Sur la question, seul Bassala Touré dit Kokè a indiqué sur le vif qu’il est incompréhensible que l’attaquant stadiste ne soit pas sélectionné. Pour expliquer cette situation qu’il qualifie de règlement de compte, l’ancien joueur du Stade malien de Bamako parle des retombées de ses titres de meilleur buteur et de joueur du championnat national. On lui aurait demandé des gratifications, ce qu’il a refusé.
Madou Kanté en a encore gros sur le cœur. Nous n’en dirons pas pays et évitons de remuer le couteau dans la plaie d’une injustice qui reste au travers de sa gorge.
Perdu dans ce cyclone de déceptions, il recevra une invitation du FC Levallois de la France, où à l’issue de deux matches amicaux, l’entraîneur du club est séduit par ses qualités. Mais problème ! Le test s’est déroulé en période hivernale, dont les principes interdisent toute conclusion de contrat. Autrement dit, les temps changent, est-ce que Madou Kanté qui vient de l’Afrique pourrait s’acclimater à l’avenir ? Bref, le coach du FC Levallois exprime son regret et promet de réchauffer le dossier au besoin.
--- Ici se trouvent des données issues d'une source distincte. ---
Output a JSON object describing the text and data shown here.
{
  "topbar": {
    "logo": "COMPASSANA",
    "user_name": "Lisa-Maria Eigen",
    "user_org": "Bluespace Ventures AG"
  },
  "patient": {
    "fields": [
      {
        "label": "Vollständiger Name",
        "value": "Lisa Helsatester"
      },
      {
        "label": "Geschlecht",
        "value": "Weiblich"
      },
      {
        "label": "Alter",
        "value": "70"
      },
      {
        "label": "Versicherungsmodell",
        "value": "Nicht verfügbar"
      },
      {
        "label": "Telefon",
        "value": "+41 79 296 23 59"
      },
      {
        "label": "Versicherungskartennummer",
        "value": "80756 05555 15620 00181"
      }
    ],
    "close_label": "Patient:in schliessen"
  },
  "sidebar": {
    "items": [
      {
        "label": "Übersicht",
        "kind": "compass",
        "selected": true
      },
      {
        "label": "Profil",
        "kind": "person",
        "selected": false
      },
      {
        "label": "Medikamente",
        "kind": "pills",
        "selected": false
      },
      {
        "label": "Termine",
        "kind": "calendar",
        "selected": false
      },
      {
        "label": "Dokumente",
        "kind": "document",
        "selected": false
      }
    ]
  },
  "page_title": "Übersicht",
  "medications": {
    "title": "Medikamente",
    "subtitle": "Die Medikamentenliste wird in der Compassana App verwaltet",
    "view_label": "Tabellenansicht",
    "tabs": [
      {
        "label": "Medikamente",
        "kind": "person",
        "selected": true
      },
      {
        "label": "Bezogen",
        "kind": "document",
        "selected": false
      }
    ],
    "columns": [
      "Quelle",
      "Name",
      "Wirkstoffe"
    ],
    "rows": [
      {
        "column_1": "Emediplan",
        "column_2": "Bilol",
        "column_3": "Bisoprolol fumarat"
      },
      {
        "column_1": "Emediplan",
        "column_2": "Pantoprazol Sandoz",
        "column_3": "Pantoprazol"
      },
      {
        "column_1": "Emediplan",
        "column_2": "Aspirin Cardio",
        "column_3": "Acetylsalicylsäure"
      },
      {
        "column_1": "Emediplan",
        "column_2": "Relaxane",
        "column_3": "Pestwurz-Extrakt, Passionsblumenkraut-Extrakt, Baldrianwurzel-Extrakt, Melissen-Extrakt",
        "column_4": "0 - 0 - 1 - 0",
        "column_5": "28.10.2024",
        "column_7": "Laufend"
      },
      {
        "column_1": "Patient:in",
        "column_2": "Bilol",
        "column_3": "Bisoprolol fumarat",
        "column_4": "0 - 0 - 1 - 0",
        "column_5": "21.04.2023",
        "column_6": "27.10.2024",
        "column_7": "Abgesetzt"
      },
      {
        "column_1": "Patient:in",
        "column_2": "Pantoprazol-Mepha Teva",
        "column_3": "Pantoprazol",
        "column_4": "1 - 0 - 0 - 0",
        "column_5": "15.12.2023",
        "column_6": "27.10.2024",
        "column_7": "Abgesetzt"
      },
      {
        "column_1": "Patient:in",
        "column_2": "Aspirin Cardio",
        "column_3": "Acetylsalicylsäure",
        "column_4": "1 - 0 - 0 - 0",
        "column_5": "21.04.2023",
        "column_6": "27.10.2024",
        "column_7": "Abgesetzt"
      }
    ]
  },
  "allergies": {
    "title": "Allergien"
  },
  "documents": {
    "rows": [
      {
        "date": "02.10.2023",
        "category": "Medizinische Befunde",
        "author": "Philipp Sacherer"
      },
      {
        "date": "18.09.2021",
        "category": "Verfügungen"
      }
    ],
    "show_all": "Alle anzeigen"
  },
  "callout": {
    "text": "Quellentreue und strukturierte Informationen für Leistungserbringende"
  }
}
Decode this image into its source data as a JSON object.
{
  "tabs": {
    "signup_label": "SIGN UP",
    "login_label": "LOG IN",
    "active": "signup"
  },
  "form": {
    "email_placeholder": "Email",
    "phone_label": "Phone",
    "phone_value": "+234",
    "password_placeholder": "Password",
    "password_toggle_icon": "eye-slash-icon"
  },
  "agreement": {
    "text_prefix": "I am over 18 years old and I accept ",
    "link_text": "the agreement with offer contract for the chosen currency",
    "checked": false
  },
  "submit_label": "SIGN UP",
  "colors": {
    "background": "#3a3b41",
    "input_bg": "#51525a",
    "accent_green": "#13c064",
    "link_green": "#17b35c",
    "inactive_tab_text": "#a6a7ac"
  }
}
Victime d’une guerre des clans
Déboussolé, l’ancien attaquant des Aigles, après quatre mois en France, retourne au Mali, pour conduire l’attaque stadiste, avec à la clef vingt un buts. Cette bonne ambiance qu’il a créée dans le cœur des supporteurs, sera également de courte durée.
L’arrivée du nouvel entraineur du Stade malien, Mohamed Polo, va faire basculer les choses. Un moment qui a coïncidé avec les brouilles entre les dirigeants du club, Mamadou Samaké dit Sam Diéma, Seydina Oumar Sow et Yéhia Ag. Accusé à tort d’être proche de ceux qui ont été qualifiés de frondeurs, il dit avoir payé ses relations avec Sow. Et l’entraîneur l’écartera. Il ne se contentait que des séances d’entrainement lorsque les dirigeants de l’Asfa Yennega du Burkina Faso sont venus le chercher pour donner un nouveau souffle à leur club.
Quelle a été l’issue de sa carrière ? Madou Kanté explique : « Les responsables de l’AS Yennega avaient des ambitions pour leur club. C’est ainsi qu’ils m’ont sollicité et nous sommes tombés d’accord. La prime de signature était de 20 millions de F CFA. En plus, j’avais un salaire mensuel d’un million de F CFA, un véhicule de service et une prime de victoire de 150 000 F CFA. J’ai qualifié l’équipe à la phase de poule de la Ligue des champions et décroché le titre de meilleur joueur étranger. A la fin de la saison, l’entraineur du club, un Suisse, et son homologue du Stade malien, Zermatten, ont négocié un contrat pour moi au FC Sion. Là j’ai passé trois saisons (2003 -2006) ».
En 2006, il se donnera un temps de repos et rejoindra son épouse en France et reprendre service avec le FC Levallois qui ne cherchait que le maintien. Un pari qu’il a gagné en six mois avec douze buts.
Entre-temps, il a décidé de mettre un terme à sa carrière pour terminer ses études d’entraîneur, en compagnie des Claude Makélélé, Bernard Djomed, Willy Sagnol, Rigobert Song, Alioune Cissé du Sénégal, Belmady de l’Algérie. Et depuis 2011, il est formateur des formateurs du FC Levallois. Ce qui fait qu’il ne ménage aucun effort pour aider ses compatriotes et anciens joueurs à passer leurs tests.
Avec le Stade malien, Madou Kanté a remporté deux Coupes du Mali (1999, 2001), deux titres de champion (2000, 2001), un doublé (2001).
Dans la vie, il déteste le mensonge, pendant que son crédo demeure le partage et le football.
L’homme est marié, père de trois enfants, dont une fille.